Но на другой день он забыл о своем намерении. Проснулся рано, окно в комнате было открыто, и с улицы доносилось бренчание жестяных бидонов и веселый цокот копыт. Теплый ветерок шевелил штору. Моравецкий закрыл глаза, пытаясь оживить в памяти какой-нибудь день своего далекого детства, когда его будили такие же звуки. В кухне вдруг послышались мелкие шажки, кто-то там ходил и напевал. Моравецкому не хотелось открывать глаза. С минуту он лежал неподвижно и воображал, что это в кухне мать готовит дымящийся ячменный кофе, и можно опять зарыться головой в подушку. Но он скоро очнулся и пошарил на ночном столике, ища очки. Пришла мысль, что такие мгновения время неумолимой рукой отрывает от жизни: с годами человек перестает быть светочувствительной пластинкой, грубеет, становится жестче и, в конце концов, к нему приходят уже только тени пережитого. Он посматривал на свою руку, словно не веря, что она была когда-то рукой мальчика.

Вошла Вонсовская с кофе и объявила:

– А вот и я! Денек-то какой – красота!

Моравецкий посмотрел на нее уже внимательнее.

Встретил взгляд ее живых глаз, похожих на стеклянные бусы, которые продают на ярмарках в Новом Городе. Вонсовская улыбалась многозначительно и доверчиво. Он не мог не ответить на эту улыбку. Точно так же не мог он сказать, что ему все равно, когда она спросила, что он больше любит, творог или повидло. – Конечно, творог, – сказал он, глядя на поднос, прикрытый чистой салфеткой.

– Я так и думала, – с триумфом объявила Вонсовская, хотя хлеб был намазан повидлом.

В этот день Моравецкий узнал, что муж Вонсовской – столяр и работает на стройке на Жерани.
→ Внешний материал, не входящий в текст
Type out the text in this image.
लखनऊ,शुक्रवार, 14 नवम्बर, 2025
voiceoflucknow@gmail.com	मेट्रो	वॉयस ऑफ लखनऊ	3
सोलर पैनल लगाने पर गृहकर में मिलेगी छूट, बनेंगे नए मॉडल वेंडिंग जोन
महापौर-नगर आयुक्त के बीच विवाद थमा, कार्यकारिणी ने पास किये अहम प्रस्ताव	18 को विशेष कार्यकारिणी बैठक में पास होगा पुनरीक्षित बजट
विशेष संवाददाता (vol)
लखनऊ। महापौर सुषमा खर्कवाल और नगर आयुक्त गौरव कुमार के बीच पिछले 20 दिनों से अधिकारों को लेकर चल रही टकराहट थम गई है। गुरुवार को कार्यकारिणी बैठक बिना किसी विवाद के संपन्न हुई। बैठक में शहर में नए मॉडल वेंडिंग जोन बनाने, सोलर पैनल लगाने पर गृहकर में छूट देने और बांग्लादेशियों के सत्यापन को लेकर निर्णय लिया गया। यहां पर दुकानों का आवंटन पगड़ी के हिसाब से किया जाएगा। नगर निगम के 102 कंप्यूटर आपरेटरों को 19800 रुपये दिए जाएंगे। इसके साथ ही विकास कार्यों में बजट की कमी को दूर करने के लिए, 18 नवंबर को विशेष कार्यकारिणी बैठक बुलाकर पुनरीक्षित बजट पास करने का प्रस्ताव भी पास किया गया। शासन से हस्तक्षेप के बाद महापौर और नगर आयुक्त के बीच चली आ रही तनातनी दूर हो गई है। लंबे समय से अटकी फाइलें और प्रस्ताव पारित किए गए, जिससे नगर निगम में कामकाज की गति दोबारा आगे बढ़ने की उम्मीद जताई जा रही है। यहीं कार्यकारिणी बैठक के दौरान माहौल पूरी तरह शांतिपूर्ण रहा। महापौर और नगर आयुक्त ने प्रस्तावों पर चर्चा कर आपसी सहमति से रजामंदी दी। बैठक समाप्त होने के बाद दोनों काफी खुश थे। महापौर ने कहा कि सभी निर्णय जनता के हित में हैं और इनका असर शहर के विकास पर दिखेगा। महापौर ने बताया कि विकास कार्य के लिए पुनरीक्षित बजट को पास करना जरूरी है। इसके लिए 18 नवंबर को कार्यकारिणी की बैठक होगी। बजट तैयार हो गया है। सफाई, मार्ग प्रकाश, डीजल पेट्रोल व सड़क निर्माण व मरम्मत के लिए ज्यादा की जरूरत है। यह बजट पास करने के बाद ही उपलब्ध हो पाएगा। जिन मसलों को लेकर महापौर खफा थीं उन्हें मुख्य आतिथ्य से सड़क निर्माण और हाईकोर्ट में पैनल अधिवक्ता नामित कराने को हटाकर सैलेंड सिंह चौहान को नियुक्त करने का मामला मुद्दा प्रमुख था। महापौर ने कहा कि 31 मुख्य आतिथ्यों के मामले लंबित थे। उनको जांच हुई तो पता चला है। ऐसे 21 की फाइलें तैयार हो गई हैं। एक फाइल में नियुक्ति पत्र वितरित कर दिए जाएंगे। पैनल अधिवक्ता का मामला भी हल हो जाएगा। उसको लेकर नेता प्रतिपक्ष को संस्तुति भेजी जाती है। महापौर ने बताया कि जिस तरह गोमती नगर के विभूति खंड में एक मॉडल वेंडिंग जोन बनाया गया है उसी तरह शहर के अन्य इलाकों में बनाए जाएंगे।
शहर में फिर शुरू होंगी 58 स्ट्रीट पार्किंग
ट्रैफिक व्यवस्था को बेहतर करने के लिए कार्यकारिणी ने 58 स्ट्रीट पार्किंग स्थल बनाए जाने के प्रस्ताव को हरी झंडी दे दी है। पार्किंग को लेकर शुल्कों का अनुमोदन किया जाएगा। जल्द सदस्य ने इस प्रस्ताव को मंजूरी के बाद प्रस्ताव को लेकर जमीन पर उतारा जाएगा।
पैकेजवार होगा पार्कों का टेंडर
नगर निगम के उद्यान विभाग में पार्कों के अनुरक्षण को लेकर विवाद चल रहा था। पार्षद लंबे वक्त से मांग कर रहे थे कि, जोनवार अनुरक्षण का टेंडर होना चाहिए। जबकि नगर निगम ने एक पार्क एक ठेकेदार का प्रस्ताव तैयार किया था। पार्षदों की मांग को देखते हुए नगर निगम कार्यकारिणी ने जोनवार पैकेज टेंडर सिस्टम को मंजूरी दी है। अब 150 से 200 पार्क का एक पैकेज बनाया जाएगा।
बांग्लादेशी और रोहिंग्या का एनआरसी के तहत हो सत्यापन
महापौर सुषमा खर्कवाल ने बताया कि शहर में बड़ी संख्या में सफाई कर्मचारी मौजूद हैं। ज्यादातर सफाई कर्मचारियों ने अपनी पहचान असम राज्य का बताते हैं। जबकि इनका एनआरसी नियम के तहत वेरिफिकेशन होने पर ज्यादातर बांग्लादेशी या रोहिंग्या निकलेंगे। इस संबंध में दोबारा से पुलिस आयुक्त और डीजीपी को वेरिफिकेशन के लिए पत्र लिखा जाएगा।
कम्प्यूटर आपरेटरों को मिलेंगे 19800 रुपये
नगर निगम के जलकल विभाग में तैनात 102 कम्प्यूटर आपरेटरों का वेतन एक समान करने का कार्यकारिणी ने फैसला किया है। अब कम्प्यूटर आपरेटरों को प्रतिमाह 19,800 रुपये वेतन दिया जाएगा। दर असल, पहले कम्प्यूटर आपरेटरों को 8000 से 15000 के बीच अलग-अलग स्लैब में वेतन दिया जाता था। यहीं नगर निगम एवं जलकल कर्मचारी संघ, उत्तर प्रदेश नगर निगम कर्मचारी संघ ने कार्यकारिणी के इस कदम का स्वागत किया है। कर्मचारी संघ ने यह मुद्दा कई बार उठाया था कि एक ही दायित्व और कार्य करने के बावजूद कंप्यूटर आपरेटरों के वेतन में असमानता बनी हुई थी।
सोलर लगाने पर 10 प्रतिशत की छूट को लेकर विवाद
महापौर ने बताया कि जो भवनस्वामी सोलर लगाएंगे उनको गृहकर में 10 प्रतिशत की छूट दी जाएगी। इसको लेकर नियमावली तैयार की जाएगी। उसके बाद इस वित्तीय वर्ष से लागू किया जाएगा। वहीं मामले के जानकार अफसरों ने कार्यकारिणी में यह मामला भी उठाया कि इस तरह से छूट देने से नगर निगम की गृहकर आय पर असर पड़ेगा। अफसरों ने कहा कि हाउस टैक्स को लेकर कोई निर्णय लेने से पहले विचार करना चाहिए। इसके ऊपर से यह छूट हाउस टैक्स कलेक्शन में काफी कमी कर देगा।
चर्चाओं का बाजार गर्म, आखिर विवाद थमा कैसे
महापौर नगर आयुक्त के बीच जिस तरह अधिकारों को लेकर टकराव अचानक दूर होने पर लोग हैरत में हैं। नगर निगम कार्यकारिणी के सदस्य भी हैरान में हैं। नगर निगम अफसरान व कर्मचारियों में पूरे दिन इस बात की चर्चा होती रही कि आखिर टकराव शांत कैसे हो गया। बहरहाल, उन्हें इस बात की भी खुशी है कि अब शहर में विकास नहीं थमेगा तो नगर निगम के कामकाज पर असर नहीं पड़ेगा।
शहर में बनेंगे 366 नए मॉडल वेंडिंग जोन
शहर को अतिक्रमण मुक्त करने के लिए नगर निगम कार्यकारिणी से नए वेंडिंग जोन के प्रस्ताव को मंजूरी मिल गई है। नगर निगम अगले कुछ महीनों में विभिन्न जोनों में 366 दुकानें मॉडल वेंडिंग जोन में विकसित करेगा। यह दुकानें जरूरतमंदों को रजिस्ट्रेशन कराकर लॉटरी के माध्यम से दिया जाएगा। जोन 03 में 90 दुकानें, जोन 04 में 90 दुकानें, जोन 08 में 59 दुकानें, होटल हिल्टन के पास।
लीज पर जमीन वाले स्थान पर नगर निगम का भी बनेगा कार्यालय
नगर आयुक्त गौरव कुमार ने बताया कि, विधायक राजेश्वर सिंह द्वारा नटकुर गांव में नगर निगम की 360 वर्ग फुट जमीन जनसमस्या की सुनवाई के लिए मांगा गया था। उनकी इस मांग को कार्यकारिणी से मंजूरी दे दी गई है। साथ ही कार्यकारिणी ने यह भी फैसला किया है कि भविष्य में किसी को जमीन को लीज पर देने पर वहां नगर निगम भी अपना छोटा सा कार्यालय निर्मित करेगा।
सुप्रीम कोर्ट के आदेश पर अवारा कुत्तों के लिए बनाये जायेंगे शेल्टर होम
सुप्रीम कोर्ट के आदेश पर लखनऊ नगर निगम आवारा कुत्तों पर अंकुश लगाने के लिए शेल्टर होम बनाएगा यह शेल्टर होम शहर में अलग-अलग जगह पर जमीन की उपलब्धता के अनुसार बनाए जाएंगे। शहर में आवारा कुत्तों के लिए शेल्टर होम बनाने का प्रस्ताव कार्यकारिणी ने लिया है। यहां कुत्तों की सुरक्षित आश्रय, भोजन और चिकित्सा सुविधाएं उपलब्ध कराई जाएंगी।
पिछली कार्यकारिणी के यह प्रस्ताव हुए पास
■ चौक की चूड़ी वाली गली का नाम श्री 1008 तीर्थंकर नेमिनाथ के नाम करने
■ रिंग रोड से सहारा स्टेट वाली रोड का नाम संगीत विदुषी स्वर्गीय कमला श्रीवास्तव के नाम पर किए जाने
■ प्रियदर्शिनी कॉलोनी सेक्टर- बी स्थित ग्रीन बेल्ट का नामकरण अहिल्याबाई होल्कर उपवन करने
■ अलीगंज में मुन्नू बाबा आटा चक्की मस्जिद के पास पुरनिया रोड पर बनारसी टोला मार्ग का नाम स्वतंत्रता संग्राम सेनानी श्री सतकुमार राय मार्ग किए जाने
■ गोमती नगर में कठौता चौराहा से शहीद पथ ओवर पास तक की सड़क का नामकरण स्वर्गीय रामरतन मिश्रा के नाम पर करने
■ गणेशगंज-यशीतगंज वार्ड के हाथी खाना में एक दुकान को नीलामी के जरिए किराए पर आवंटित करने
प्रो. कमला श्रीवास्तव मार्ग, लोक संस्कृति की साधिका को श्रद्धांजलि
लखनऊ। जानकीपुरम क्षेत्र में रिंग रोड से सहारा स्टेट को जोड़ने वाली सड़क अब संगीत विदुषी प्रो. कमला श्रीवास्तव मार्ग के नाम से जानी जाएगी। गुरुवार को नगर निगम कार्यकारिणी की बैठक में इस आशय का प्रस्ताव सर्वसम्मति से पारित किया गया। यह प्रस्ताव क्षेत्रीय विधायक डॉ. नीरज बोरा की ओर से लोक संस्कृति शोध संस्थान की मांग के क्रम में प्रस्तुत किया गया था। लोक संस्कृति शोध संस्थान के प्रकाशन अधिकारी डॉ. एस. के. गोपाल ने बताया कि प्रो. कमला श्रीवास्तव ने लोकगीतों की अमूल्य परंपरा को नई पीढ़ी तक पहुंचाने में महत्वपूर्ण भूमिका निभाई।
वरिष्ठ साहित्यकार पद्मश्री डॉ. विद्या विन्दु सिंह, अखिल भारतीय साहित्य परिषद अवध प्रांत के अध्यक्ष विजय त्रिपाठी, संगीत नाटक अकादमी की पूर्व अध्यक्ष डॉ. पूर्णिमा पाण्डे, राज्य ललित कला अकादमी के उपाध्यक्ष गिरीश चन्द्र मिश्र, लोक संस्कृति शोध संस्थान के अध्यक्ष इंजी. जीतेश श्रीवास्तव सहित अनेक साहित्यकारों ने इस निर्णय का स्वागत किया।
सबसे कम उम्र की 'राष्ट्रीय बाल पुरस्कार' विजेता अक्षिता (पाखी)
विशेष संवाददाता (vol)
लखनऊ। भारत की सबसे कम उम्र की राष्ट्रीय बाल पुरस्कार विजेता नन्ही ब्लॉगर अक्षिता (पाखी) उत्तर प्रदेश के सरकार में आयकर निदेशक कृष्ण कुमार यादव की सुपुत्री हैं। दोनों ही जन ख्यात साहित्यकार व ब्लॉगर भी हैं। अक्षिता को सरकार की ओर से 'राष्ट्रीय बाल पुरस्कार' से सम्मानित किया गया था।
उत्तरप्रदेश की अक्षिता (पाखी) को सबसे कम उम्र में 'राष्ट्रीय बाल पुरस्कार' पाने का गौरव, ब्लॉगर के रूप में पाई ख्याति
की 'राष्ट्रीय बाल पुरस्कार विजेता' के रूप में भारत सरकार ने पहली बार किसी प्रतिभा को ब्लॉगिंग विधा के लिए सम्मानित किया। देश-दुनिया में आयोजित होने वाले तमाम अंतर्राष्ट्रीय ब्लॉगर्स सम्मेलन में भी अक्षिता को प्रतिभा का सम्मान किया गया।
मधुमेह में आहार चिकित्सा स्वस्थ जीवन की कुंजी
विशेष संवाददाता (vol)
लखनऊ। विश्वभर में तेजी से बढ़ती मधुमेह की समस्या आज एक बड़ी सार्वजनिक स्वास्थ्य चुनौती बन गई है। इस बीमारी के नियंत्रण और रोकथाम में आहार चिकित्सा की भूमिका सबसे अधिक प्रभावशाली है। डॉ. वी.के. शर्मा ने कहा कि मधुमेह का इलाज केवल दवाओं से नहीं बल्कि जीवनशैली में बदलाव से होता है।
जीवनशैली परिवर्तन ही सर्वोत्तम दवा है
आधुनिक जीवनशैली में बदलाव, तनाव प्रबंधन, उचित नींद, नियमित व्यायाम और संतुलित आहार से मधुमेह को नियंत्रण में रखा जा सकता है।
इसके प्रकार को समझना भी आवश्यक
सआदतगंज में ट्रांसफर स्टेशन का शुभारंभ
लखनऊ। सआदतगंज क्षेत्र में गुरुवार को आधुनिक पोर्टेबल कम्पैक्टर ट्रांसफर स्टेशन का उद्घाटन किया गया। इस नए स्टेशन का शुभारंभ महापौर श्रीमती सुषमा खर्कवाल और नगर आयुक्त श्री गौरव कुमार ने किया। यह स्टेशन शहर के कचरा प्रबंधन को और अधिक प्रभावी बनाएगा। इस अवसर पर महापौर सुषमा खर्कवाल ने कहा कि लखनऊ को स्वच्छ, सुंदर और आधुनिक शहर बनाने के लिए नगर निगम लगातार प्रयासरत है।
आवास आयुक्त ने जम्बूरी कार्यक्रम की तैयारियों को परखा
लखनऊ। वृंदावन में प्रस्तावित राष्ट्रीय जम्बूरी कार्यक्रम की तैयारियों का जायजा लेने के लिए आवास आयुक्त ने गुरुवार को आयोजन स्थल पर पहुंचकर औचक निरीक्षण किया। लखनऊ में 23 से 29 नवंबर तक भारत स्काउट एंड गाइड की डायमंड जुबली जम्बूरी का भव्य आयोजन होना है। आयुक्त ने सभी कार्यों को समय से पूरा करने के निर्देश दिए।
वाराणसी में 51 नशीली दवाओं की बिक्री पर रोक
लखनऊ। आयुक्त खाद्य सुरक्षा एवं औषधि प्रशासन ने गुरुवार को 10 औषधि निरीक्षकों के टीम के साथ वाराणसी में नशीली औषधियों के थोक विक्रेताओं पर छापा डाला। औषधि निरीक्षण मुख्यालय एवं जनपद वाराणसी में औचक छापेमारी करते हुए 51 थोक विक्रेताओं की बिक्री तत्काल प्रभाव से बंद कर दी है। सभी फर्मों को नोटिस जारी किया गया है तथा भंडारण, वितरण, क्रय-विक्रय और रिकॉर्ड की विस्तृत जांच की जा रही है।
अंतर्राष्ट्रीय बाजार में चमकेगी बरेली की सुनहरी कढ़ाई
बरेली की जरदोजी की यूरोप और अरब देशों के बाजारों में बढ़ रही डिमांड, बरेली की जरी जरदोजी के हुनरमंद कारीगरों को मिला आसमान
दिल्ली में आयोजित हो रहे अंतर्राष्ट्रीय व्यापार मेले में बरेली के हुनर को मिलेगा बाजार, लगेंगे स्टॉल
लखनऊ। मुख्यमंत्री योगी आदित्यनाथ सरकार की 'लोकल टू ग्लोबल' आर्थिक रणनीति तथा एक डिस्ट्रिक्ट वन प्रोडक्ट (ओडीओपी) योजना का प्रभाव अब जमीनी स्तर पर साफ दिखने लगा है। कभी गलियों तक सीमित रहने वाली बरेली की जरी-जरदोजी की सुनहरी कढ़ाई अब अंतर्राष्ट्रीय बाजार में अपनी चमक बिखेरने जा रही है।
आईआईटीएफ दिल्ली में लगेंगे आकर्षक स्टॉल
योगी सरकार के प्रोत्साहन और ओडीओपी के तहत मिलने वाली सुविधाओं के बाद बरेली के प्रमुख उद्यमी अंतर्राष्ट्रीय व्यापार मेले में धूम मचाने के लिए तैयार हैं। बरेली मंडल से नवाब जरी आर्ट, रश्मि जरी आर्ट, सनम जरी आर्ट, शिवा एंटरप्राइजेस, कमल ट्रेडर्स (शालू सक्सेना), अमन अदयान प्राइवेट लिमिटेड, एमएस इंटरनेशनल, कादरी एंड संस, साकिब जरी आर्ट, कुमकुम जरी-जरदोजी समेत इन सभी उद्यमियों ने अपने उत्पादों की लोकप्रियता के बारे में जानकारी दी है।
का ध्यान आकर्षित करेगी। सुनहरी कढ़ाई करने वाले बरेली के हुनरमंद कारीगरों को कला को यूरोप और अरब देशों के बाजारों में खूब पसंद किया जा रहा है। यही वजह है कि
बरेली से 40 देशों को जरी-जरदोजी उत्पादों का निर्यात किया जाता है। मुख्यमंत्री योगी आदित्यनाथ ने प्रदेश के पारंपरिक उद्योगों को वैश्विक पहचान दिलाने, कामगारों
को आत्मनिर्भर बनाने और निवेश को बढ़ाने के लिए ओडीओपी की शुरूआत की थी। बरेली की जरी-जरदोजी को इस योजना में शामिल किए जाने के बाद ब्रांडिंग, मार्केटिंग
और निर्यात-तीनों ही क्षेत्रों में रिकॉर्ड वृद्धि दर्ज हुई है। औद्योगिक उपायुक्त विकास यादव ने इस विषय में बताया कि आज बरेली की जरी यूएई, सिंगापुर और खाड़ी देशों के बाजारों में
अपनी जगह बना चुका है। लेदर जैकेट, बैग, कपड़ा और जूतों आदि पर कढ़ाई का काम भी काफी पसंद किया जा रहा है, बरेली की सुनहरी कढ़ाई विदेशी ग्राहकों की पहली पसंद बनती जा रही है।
Вонсовская называла его «мой сумасшедший муженек». Она присела в ногах у Моравецкого, на краешке тахты, высморкалась в передник и сказала, что после еды нездорово лежать в постели. – Вы, пан профессор, лучше вставайте, – заключила она, собирая посуду, – а не то весь день будет испорчен.

Когда она вышла, Моравецкий послушно сбросил одеяло. Вонсовская тихонько напевала в кухне песенку вроде тех, что поют деревенские бабы, работая на огороде. В окно глядело высокое весеннее небо, где-то на улице шумели деревья, и на секунду можно было вообразить, что дом стоит у реки. «Что это за песня?» – подумал Моравецкий, роясь в памяти. Но Вонсовская уже не пела, а разговаривала с голубями, прилетевшими на подоконник.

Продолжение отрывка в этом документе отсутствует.